= 1997 Colombo World Trade Centre bombing =

LTTE attack

The Colombo World Trade Centre Bombing was a terrorist attack which occurred on 15 October 1997 and was carried out by the LTTE during the separatist civil war in Sri Lanka between the government and the Tamil Tigers.

==Attack==
Shortly before 7:00 am on 15 October 1997 a group of up to six fighters from the LTTE’s Black Tigers drove a truck laden with approximately 350 kg explosives into the car park of the Galadari Hotel, a five-star luxury hotel, located in the heart of Colombo’s business and government district, where they shot and killed four unarmed security guards. They then detonated the explosives by firing an RPG at the truck.

After the explosion, the terrorists, armed with assault rifles fired at the Sambuddhaloka Viharaya. The Chief Incumbent, Ven. Vitharadeniye Chandrajothi Nayake Thera, who had walked to the entrance to see what was going on was hit on the leg by gunfire. Later the fleeing guerrillas hurled a grenade killing him on the spot.

By then, the Army's QRT (Quick Reaction Team) - a specialized group trained for emergency deployment using trailer motor cycles - rushed to the scene. A soldier sitting on the pillion back to back with the rider opened fire. One of the fleeing guerrillas fell dead on the rail track close to the Secretariat Train Halt. Meanwhile four guerrillas crossed the rail line and entered Lake House through the rear production area.

==Hostage Situation in Lake house==
The terrorists seized the ground floor area and held some 20 employees hostage. At one point, the guerrillas wanted water and asked one of the hostages. He pointed to a nearby toilet. As they went for water, one of the hostages escaped. He gave a description of what was going on inside and how the others were being kept hostage to the Army who already cordoned off Lake House.

Army commander Lt. Gen. Daluwatte decided to launch a rescue operation immediately. Air force airlifted the Anti hijacking & hostage release group of Sri Lanka Army Commandos under Capt. Chinthaka Dissanayake who are positioned in the Bandaranaike International Airport. While they are arriving, Colombo based 112 Brigade who already outside Lake House managed to rescue 20 hostages by killing one terrorist.

As Commandos arrived to location, 20 Specialized Commandos entered the building. Behind them were a group of soldiers from the 17th battalion of the Sri Lanka National Guard. The attempt was halted when terrorist detonated an explosive laden suicide jacket. One soldier injured and another died on the spot.

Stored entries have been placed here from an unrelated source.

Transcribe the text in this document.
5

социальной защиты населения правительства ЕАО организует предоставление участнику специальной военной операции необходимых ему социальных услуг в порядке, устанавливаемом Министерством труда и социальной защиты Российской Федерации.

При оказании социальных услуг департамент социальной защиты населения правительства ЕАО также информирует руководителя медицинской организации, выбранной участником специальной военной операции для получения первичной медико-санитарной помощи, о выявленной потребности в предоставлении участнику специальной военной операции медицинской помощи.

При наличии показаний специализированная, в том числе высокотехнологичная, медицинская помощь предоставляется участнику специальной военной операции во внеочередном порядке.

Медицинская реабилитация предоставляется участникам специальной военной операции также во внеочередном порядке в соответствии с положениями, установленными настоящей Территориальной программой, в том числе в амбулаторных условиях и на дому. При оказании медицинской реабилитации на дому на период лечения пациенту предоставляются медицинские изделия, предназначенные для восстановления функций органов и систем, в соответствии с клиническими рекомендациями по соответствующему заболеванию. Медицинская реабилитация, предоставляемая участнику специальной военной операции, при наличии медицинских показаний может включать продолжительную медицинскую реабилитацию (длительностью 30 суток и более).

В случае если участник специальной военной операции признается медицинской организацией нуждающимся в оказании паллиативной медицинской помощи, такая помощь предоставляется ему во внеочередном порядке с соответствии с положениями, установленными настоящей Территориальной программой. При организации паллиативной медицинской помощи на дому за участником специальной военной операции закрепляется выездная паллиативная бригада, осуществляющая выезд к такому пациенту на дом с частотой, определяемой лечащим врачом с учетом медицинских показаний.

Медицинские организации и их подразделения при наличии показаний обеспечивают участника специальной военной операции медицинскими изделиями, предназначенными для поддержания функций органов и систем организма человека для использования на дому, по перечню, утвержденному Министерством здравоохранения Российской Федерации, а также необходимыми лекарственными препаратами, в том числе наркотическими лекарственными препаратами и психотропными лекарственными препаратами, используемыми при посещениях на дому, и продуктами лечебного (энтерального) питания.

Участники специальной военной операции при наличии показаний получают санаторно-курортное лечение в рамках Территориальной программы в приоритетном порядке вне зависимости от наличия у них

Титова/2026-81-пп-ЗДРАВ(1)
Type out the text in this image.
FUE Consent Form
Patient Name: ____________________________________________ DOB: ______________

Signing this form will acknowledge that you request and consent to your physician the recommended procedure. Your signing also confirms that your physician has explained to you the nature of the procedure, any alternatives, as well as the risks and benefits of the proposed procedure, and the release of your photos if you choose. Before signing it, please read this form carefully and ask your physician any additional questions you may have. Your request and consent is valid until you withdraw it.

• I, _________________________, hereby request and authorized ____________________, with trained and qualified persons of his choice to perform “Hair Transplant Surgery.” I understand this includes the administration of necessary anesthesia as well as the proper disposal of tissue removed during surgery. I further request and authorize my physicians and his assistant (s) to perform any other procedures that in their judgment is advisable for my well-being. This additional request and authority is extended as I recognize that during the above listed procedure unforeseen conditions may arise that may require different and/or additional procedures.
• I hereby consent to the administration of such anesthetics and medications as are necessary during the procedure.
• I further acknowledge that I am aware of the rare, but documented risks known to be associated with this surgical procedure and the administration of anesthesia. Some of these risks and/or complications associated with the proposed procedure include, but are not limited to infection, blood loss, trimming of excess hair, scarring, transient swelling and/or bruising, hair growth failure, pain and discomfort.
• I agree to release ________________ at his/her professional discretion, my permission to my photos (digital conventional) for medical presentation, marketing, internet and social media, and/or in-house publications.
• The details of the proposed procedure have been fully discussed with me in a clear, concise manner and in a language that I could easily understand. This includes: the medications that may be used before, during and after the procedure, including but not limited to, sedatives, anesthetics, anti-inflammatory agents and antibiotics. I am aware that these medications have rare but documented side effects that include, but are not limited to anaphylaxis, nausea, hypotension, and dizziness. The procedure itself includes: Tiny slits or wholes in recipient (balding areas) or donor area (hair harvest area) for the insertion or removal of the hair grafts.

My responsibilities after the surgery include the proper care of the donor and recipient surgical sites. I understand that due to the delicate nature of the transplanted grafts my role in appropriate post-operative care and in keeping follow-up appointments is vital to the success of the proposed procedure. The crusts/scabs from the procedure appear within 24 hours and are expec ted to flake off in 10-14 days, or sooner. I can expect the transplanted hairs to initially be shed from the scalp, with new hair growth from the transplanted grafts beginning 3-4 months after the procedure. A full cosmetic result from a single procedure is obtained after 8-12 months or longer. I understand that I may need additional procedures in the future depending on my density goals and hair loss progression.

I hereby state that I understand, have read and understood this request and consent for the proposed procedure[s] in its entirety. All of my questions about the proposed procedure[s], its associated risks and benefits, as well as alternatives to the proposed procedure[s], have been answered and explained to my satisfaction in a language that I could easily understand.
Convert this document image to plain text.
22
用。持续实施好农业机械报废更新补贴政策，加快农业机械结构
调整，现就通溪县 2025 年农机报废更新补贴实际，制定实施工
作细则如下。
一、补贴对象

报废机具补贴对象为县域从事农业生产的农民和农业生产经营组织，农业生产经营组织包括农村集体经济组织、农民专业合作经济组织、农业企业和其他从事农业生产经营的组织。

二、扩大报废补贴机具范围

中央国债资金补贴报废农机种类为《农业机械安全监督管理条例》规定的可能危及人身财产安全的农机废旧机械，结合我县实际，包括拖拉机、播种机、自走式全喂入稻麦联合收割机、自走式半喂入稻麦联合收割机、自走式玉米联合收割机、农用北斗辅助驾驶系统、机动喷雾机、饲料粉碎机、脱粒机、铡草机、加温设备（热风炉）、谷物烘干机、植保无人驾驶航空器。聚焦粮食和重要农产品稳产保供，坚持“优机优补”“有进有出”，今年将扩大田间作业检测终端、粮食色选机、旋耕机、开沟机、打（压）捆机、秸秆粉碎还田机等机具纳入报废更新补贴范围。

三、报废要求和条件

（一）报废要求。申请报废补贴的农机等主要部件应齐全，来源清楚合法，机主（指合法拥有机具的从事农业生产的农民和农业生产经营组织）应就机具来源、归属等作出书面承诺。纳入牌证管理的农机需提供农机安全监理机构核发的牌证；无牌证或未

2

Soon after Commandos again stormed the building after exploding grenades. One terrorist detonated his suicide jacket and Commandos spotted the remaining terrorist trying to detonate explosives in his suicide jacket and shot him dead.

==Aftermath==

The Galadari Hotel car park is located adjacent to the western tower of the Colombo World Trade Centre, two 39-storey office towers that housed the Colombo Stock Exchange and the Information Ministry at the time. Since the Colombo World Trade Centre was inaugurated a few days before, it was suspected to be the main target of the LTTE. Damage to the hotel and nearby buildings, including the Hilton Hotel and the World Trade Centre, was heavy but not structurally catastrophic. The bomb crater was 6.1 m wide and 3.7 m deep. The blast destroyed 30 cars in the Galadari parking lot and shattered all the hotel’s windows as well as the windows on all the nearby buildings.

The attack killed fifteen people, including an Assistant Superintendent of Police in the Criminal Investigations Department, Nissanka Dharmaratne, a police constable, an Army Commando and the Viharadhipathi (Chief Priest) of the Sambuddhaloka Vihara, Ven. Vitharandeniye Thera. There were 105 were wounded including 31 tourists of which seven were US citizens.

The government set aside a $25 million assistance package for all buildings damaged in the attack, with the Galadari Hotel reopening in January 1998 and the World Trade Center in June of the same year.